999精品在线视频,手机成人午夜在线视频,久久不卡国产精品无码,中日无码在线观看,成人av手机在线观看,日韩精品亚洲一区中文字幕,亚洲av无码人妻,四虎国产在线观看 ?

Feature Fusion Multi_XMNet Convolution Neural Network for Clothing Image Classification

2021-12-21 05:51:10ZHOUHongleiPENGZhifeiTAORanZHANGLu

ZHOU HongleiPENG ZhifeiTAO RanZHANG Lu

1 College of Fashion and Design, Donghua University, Shanghai 200051, China2 School of Computer Science and Technology, Donghua University, Shanghai 201620, China

Abstract: Faced with the massive amount of online shopping clothing images, how to classify them quickly and accurately is a challenging task in image classification. In this paper, we propose a novel method, named Multi_XMNet, to solve the clothing images classification problem. The proposed method mainly consists of two convolution neural network(CNN) branches. One branch extracts multiscale features from the whole expressional image by Multi_X which is designed by improving the Xception network, while the other extracts attention mechanism features from the whole expressional image by MobileNetV3-small network. Both multiscale and attention mechanism features are aggregated before making classification. Additionally, in the training stage, global average pooling(GAP), convolutional layers, and softmax classifiers are used instead of the fully connected layer to classify the final features, which speed up model training and alleviate the problem of overfitting caused by too many parameters. Experimental comparisons are made in the public DeepFashion dataset. The experimental results show that the classification accuracy of this method is 95.38%, which is better than InceptionV3, Xception and InceptionV3_Xception by 5.58%, 3.32%, and 2.22%, respectively. The proposed Multi_XMNet image classification model can help enterprises and researchers in the field of clothing e-commerce to automaticly, efficiently and accurately classify massive clothing images.

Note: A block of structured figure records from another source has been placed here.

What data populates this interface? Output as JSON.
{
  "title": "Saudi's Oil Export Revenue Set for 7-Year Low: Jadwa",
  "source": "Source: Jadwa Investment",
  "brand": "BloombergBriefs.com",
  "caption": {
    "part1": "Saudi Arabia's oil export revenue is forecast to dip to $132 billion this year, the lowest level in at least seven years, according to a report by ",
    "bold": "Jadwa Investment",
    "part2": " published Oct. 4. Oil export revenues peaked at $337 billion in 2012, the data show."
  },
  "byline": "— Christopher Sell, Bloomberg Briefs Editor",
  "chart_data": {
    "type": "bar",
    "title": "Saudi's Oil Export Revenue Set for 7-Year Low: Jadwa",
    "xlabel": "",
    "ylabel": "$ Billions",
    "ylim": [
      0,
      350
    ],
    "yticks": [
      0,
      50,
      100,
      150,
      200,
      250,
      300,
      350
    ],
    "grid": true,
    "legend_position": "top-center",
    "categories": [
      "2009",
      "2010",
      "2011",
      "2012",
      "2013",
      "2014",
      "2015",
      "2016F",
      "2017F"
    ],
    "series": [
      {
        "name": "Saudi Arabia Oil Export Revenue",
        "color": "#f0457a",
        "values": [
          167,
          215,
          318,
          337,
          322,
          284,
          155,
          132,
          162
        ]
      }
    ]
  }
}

Key words: feature extraction; feature fusion; multiscale feature; convolution neural network(CNN); clothing image classification

Introduction

With the rapid development of the Internet and smart products, people's lifestyles have undergone earth-shaking changes, and online shopping has become the preferred way for people to shop[1]. In recent years, the scale of China's clothing market has continued to expand, and sales of clothing products have also increased year by year[2]. The classification of massive clothing images has become an urgent, arduous and challenging task.

In order to study automated classification methods to replace manual classification, domestic and foreign scholars achieved classification by studying global and local features such as shape and texture of clothing images. Willimonetal.[3]exploited color, texture, shape, and edge information from 2D and 3D local and global information for clothing classfication by useing a Kinect sensor. Surakarin and Chongstitvatana[4]first used GrabCut to segment clothing fabrics, and then fused the extracted local binary pattern(LBP) features and speeded up robust features(SURF), finally used support vector machine(SVM) for classification with an average classification accuracy of 73.57%. Thewsuwan and Horio[5]presented preprocessing techniques for clothing classification system based on Gabor filters and LBP, which improved the performance of clothing image classification to a certain extent. Wuetal.[6]matched the custom style feature descriptor with the extracted four underlying features such as histogram of oriented gradient(HOG), color histogram, LBP, and edge operator. A fine-grained classification method of clothing image based on style feature descriptor was proposed. Due to the noise of lighting changes, size scaling and other noises in clothing images, the accuracy of the above classification methods is generally low and excessively depended on manual design features.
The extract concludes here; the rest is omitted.